Mais malgré tout, cela a engendré une dynamique positive. Nos rapporteurs spéciaux sur le terrain sont en contact avec les parties en conflit, il y a une mobilisation, y compris dans des pays qui peuvent avoir une influence sur certains belligérants.

Nous avons eu des réponses intéressantes en Colombie, aux Philippines, au Yémen, en Syrie, au Cameroun… Mais bien sûr, entre les déclarations et la réalité il y a souvent une énorme différence, et il ya des provocateurs de tous les côtés.

Nous espérons néanmoins obtenir des cessez-le-feu dans certains endroits. Je ferai un rapport sur le sujet en fin de semaine, en mentionnant les succès mais aussi les échecs. C’est une démarche essentielle.

On observe deux grandes formes de ripostes, qui correspondent à deux systèmes : une riposte « asiatique », qui semble assez efficace, et une riposte « euro-américaine », qui visiblement l’est moins. Quel modèle l’Afrique devrait-elle suivre ?
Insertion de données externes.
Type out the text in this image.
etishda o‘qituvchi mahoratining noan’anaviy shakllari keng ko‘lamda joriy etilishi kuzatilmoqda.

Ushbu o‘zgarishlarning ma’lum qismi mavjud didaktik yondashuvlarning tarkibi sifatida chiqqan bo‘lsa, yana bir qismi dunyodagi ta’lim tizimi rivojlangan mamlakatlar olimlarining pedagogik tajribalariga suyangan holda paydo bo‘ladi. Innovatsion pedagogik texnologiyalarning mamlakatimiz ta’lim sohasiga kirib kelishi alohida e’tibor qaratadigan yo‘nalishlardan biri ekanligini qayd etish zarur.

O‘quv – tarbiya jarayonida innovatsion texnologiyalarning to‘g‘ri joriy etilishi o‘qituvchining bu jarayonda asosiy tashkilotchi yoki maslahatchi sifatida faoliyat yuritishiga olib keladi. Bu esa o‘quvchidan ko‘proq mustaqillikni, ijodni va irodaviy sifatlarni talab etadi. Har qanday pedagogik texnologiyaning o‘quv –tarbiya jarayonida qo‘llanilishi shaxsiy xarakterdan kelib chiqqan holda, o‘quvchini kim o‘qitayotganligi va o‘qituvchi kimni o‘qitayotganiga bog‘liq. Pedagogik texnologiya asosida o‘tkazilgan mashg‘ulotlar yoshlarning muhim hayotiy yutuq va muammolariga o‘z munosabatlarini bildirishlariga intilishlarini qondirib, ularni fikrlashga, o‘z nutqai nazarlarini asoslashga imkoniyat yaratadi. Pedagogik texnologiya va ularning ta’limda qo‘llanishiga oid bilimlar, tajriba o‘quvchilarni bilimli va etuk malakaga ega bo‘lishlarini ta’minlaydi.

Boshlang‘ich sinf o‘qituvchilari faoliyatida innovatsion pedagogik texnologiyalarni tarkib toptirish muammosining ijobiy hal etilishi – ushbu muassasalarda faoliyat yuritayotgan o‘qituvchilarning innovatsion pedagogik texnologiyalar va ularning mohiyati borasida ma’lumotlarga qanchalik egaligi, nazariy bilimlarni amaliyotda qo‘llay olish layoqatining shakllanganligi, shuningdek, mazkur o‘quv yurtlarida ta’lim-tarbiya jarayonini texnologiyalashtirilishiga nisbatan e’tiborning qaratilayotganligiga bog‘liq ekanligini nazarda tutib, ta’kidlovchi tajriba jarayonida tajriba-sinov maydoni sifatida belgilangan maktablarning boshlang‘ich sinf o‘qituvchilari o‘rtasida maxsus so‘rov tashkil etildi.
Malheureusement il n’y a pas que deux modèles, il y en a un grand nombre ! C’est bien le problème.

Pour nous, il est très clair qu’il faut supprimer la transmission du virus par deux types de mesure. D’abord les tests, le dépistage, et bien sûr le traitement des malades et leur isolement. Et ensuite les restrictions de déplacements et les distances entre les personnes.

Naturellement, les pays qui ne se sont pas suffisamment préparés à tester sont obligés de prendre des mesures de confinement plus importantes. L’idéal, Tedros Ghebreyesus l’a dit pour l’OMS, c’est de tester, tester, tester… Moins vous avez la possibilité de le faire plus vous devez opter pour des mesures plus aveugles.

On a tout de même l’impression, à vous écouter, que ce sont des pays asiatiques qui ont appliqué la meilleure méthode…

La Corée du Sud et Singapour ont mis un accent important sur les tests, c’est vrai. De ce point de vue ce sont sans doute les modèles les plus intéressants.

Le président béninois Patrice Talon estime que le confinement est irréaliste en Afrique, où beaucoup de gens sont dans une extrême fragilité économique et doivent travailler chaque jour pour survivre. Qu’en pensez-vous ?

Ce qui est évident, c’est qu’un gros effort financier est nécessaire pour soutenir les gens qui pourraient perdre leur emploi ou qui vivent du secteur informel.

C’est pour cela que nous appelons à la mobilisation de sommes qui représentent 10 % du PIB de chaque pays. Les pays développés sont en mesure de le faire eux-mêmes, mais il faut trouver des ressources pour que les pays en développement puissent faire de même, et cela représente un montant que nous avons estimé à 3 000 milliards de dollars.

Cela implique notamment d’augmenter significativement la capacité d’action du Fonds monétaire internationale, de coordonner des swaps (des échanges, ndlr) entre banques centrales, tout cela pour amener plus de liquidités dans les pays émergents.

Vous parlez aussi d’un moratoire sur la dette des pays pauvres ou, au moins, sur le paiement des intérêts : peut-on y croire ?

La Banque mondiale en a parlé à son Conseil des administrateurs, les ministres africains en ont beaucoup discuté aujourd’hui même (le 31 mars, ndlr).

C’est de toute façon nécessaire : cette crise n’est pas financière, elle est humaine. Il faut maintenir la liquidité des systèmes financiers, il faut que l’argent continue à arriver pour maintenir à flots les foyers et les petites entreprises des pays en développement.

Vous insistez sur l’idée de sortir de cette crise pour « aller vers un monde meilleur et plus solidaire ». Y croyez-vous vraiment ?

Nous allons passer par une dépression, c’est évident, mais ensuite on va relancer l’économie. La question c’est : est-ce qu’on relance les économies telles qu’elles étaient avant, ou est-ce que l’on en profite pour en corriger les aspects qui ont rendu notre monde plus vulnérable ? Il faut une économie plus durable, plus inclusive. Les réponses seront solidaires ou elles seront inefficaces.